A while back, I posted some thoughts on whether or not Billy Pilgrim is hallucinating when he’s visited by aliens in Kurt Vonnegut’s Slaughterhouse Five. I’m teaching the novel again this week, an my thoughts have turned to the issue of free will in the novel. The reason this came up is that a student asked whether Vonnegut believed in predestination. Here are my thoughts…
I don’t think Vonnegut personally believed in predestination. He was a humanist and an atheist. Since humanism asserts that people should work to benefit society, my guess is that he also believed that people had free will, since working to benefit society (as opposed to choosing not to do so) requires a decision.
Nonetheless, predestination is a major theme in Slaughterhouse Five.

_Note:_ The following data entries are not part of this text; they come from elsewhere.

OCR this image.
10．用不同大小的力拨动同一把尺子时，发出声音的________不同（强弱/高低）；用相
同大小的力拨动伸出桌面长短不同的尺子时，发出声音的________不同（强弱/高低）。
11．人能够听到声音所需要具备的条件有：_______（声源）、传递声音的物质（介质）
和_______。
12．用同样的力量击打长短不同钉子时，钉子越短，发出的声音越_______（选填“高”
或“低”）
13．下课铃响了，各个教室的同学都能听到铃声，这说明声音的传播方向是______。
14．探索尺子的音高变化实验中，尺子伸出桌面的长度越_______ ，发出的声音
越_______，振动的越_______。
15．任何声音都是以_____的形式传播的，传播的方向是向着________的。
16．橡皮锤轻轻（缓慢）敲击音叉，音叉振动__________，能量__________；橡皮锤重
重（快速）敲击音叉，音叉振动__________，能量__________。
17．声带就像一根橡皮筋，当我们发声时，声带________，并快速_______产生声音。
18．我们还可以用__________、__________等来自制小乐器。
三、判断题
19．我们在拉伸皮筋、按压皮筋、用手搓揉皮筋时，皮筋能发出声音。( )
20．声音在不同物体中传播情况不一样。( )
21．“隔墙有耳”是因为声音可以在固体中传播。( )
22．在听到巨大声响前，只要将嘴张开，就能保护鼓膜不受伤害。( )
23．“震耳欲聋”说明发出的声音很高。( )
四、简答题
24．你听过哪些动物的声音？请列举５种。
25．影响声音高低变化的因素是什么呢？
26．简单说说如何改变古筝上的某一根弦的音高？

In fact, much of the novel reads like a debate over the legitimacy of free will over predestination. On the predestination side of the argument, there’s Harrison Starr’s theory that writing an anti-war novel is like writing an anti-glacier novel; i.e., war, like glaciers, is inevitable, so there’s no sense in trying to stop it (3). But on the “free will” side of the argument, we have the fact that Vonnegut ignored Harrison Starr’s advice and wrote an anti-war novel anyway.

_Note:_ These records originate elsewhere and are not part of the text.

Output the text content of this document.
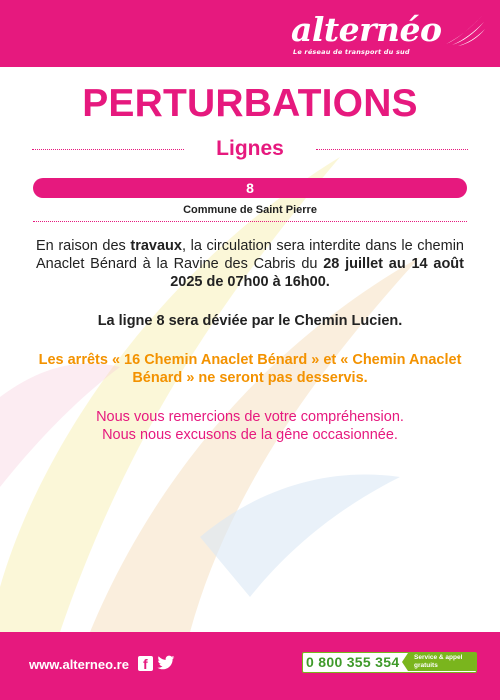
alternéo
Le réseau de transport du sud
PERTURBATIONS
Lignes
8
Commune de Saint Pierre

En raison des travaux, la circulation sera interdite dans le chemin Anaclet Bénard à la Ravine des Cabris du 28 juillet au 14 août 2025 de 07h00 à 16h00.

La ligne 8 sera déviée par le Chemin Lucien.

Les arrêts « 16 Chemin Anaclet Bénard » et « Chemin Anaclet Bénard » ne seront pas desservis.

Nous vous remercions de votre compréhension.
Nous nous excusons de la gêne occasionnée.

www.alterneo.re f	0 800 355 354	Service & appel
gratuits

Yet this act of free will — the decision to write a novel that might influence its readers to reject war — is itself haunted by doubt, as exemplified by the Tralfamadorians’ understanding of time and space. The Tralfamadorians, we learn, find free will to be a foreign concept because they see the past, present, and future all at once (86). At the same time, though, there’s something terrifyingly absurd about that vision: they know how the universe will end, and they don’t do anything to stop it. From their perspective, it had to be done.
Professor Rumfoord, the military historian, echoes this sentiment when he tells Billy that the bombing of Dresden “had to be done” (198). Of course, the fact that it’s Rumfoord telling us that it had to be done — and that Rumfoord is described as “a hateful old man–conceited and cruel” suggests that we’re not supposed to agree with him (193). That Billy stands up to Rumfoord by saying “I was there” suggests that he’s exercising some degree of free will, just as Edgar Derby exercises free will when he stands up to Howard Cambpell elsewhere in the novel.

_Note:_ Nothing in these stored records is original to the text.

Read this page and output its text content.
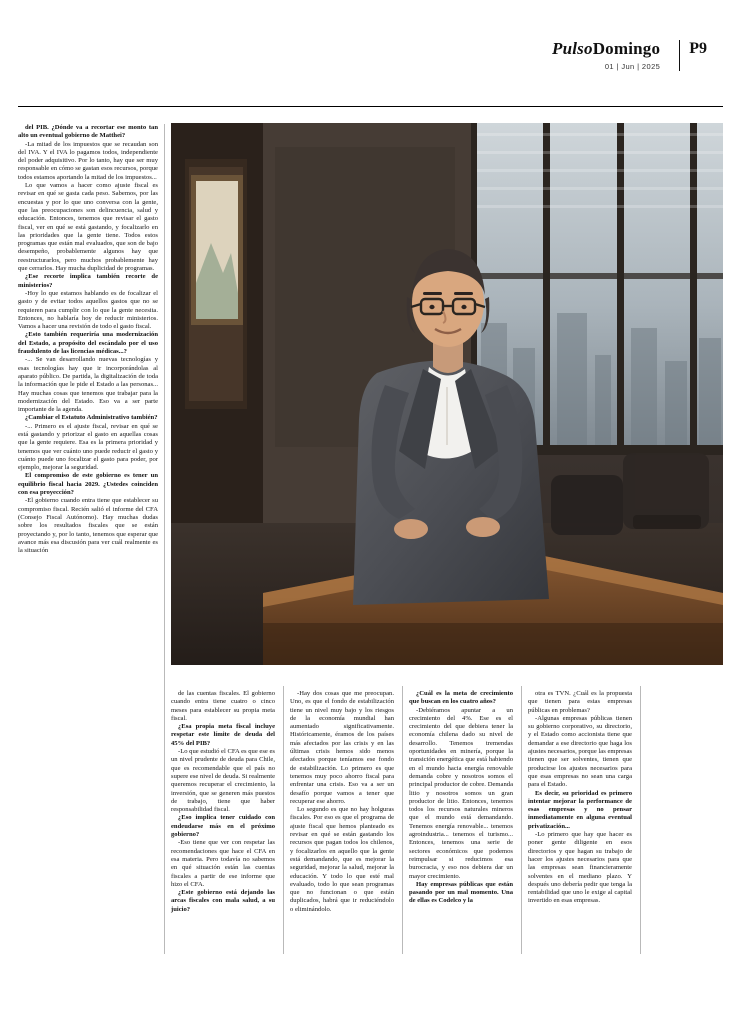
PulsoDomingo
01 | Jun | 2025
P9

del PIB. ¿Dónde va a recortar ese monto tan alto un eventual gobierno de Matthei?

-La mitad de los impuestos que se recaudan son del IVA. Y el IVA lo pagamos todos, independiente del poder adquisitivo. Por lo tanto, hay que ser muy responsable en cómo se gastan esos recursos, porque todos estamos aportando la mitad de los impuestos...

Lo que vamos a hacer como ajuste fiscal es revisar en qué se gasta cada peso. Sabemos, por las encuestas y por lo que uno conversa con la gente, que las preocupaciones son delincuencia, salud y educación. Entonces, tenemos que revisar el gasto fiscal, ver en qué se está gastando, y focalizarlo en las prioridades que la gente tiene. Todos estos programas que están mal evaluados, que son de bajo desempeño, probablemente algunos hay que reestructurarlos, pero muchos probablemente hay que cerrarlos. Hay mucha duplicidad de programas.

¿Ese recorte implica también recorte de ministerios?

-Hoy lo que estamos hablando es de focalizar el gasto y de evitar todos aquellos gastos que no se requieren para cumplir con lo que la gente necesita. Entonces, no hablaría hoy de reducir ministerios. Vamos a hacer una revisión de todo el gasto fiscal.

¿Esto también requeriría una modernización del Estado, a propósito del escándalo por el uso fraudulento de las licencias médicas...?

-... Se van desarrollando nuevas tecnologías y esas tecnologías hay que ir incorporándolas al aparato público. De partida, la digitalización de toda la información que le pide el Estado a las personas... Hay muchas cosas que tenemos que trabajar para la modernización del Estado. Eso va a ser parte importante de la agenda.

¿Cambiar el Estatuto Administrativo también?

-... Primero es el ajuste fiscal, revisar en qué se está gastando y priorizar el gasto en aquellas cosas que la gente requiere. Esa es la primera prioridad y tenemos que ver cuánto uno puede reducir el gasto y cuánto puede uno focalizar el gasto para poder, por ejemplo, mejorar la seguridad.

El compromiso de este gobierno es tener un equilibrio fiscal hacia 2029. ¿Ustedes coinciden con esa proyección?

-El gobierno cuando entra tiene que establecer su compromiso fiscal. Recién salió el informe del CFA (Consejo Fiscal Autónomo). Hay muchas dudas sobre los resultados fiscales que se están proyectando y, por lo tanto, tenemos que esperar que avance más esa discusión para ver cuál realmente es la situación

de las cuentas fiscales. El gobierno cuando entra tiene cuatro o cinco meses para establecer su propia meta fiscal.

¿Esa propia meta fiscal incluye respetar este límite de deuda del 45% del PIB?

-Lo que estudió el CFA es que ese es un nivel prudente de deuda para Chile, que es recomendable que el país no supere ese nivel de deuda. Si realmente queremos recuperar el crecimiento, la inversión, que se generen más puestos de trabajo, tiene que haber responsabilidad fiscal.

¿Eso implica tener cuidado con endeudarse más en el próximo gobierno?

-Eso tiene que ver con respetar las recomendaciones que hace el CFA en esa materia. Pero todavía no sabemos en qué situación están las cuentas fiscales a partir de ese informe que hizo el CFA.

¿Este gobierno está dejando las arcas fiscales con mala salud, a su juicio?

-Hay dos cosas que me preocupan. Uno, es que el fondo de estabilización tiene un nivel muy bajo y los riesgos de la economía mundial han aumentado significativamente. Históricamente, éramos de los países más afectados por las crisis y en las últimas crisis hemos sido menos afectados porque teníamos ese fondo de estabilización. Lo primero es que tenemos muy poco ahorro fiscal para enfrentar una crisis. Eso va a ser un desafío porque vamos a tener que recuperar ese ahorro.

Lo segundo es que no hay holguras fiscales. Por eso es que el programa de ajuste fiscal que hemos planteado es revisar en qué se están gastando los recursos que pagan todos los chilenos, y focalizarlos en aquello que la gente está demandando, que es mejorar la seguridad, mejorar la salud, mejorar la educación. Y todo lo que esté mal evaluado, todo lo que sean programas que no funcionan o que están duplicados, habrá que ir reduciéndolo o eliminándolo.

¿Cuál es la meta de crecimiento que buscan en los cuatro años?

-Debiéramos apuntar a un crecimiento del 4%. Ese es el crecimiento del que debiera tener la economía chilena dado su nivel de desarrollo. Tenemos tremendas oportunidades en minería, porque la transición energética que está habiendo en el mundo hacia energía renovable demanda cobre y nosotros somos el principal productor de cobre. Demanda litio y nosotros somos un gran productor de litio. Entonces, tenemos todos los recursos naturales mineros que el mundo está demandando. Tenemos energía renovable... tenemos agroindustria... tenemos el turismo... Entonces, tenemos una serie de sectores económicos que podemos reimpulsar si reducimos esa burocracia, y eso nos debiera dar un mayor crecimiento.

Hay empresas públicas que están pasando por un mal momento. Una de ellas es Codelco y la

otra es TVN. ¿Cuál es la propuesta que tienen para estas empresas públicas en problemas?

-Algunas empresas públicas tienen su gobierno corporativo, su directorio, y el Estado como accionista tiene que demandar a ese directorio que haga los ajustes necesarios, porque las empresas tienen que ser solventes, tienen que producirse los ajustes necesarios para que esas empresas no sean una carga para el Estado.

Es decir, su prioridad es primero intentar mejorar la performance de esas empresas y no pensar inmediatamente en alguna eventual privatización...

-Lo primero que hay que hacer es poner gente diligente en esos directorios y que hagan su trabajo de hacer los ajustes necesarios para que las empresas sean financieramente solventes en el mediano plazo. Y después uno debería pedir que tenga la rentabilidad que uno le exige al capital invertido en esas empresas.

I’d also argue that Vonnegut’s concerns over free will can be seen in the idea that Tralfamadorians see humans (and all creatures) as machines (154). I want to complicate this image a little bit by suggesting that we can replace “machines” with “computers” or “robots,” and that the actions of the kinds of machines we are (in Vonnegut’s view) are therefore dictated by software or a kind of code. In other words, while some things are hardwired into our physical makeup (e.g., instincts), something else is responsible for the decisions we never really think too much about. That “something else” is the set of cultural norms and assumptions into which we’re born (comprised of many things, like myths, religion, manners, attitudes, and unspoken rules).
This “software” (our assumptions) causes us to see the world in a certain way (or frames our perceptions). Building on the idea that Vonnegut is not in a position to judge his characters as good or evil (or as heroes or villains), he’s basically recognizing that each character’s definition of “good” or “true” hinges on the “software” that his or her culture has been installing since birth. Thus Billy doesn’t judge Rumfoord’s assessment that “It had to be done” because that assessment is “true” to Rumfoord based on everything he’s ever read or been taught to believe.
The challenge that Vonnegut poses to us, I think, is asking us to recognize that even if we are machines, we have the capability to reprogram our software. In other words, by writing a book like Slaughterhouse Five, he’s saying that once we recognize the cultural assumptions that dictate many of our actions, we can question and eventually change those assumptions in a way that will allow us to avoid the fate of the Tralfamadorians.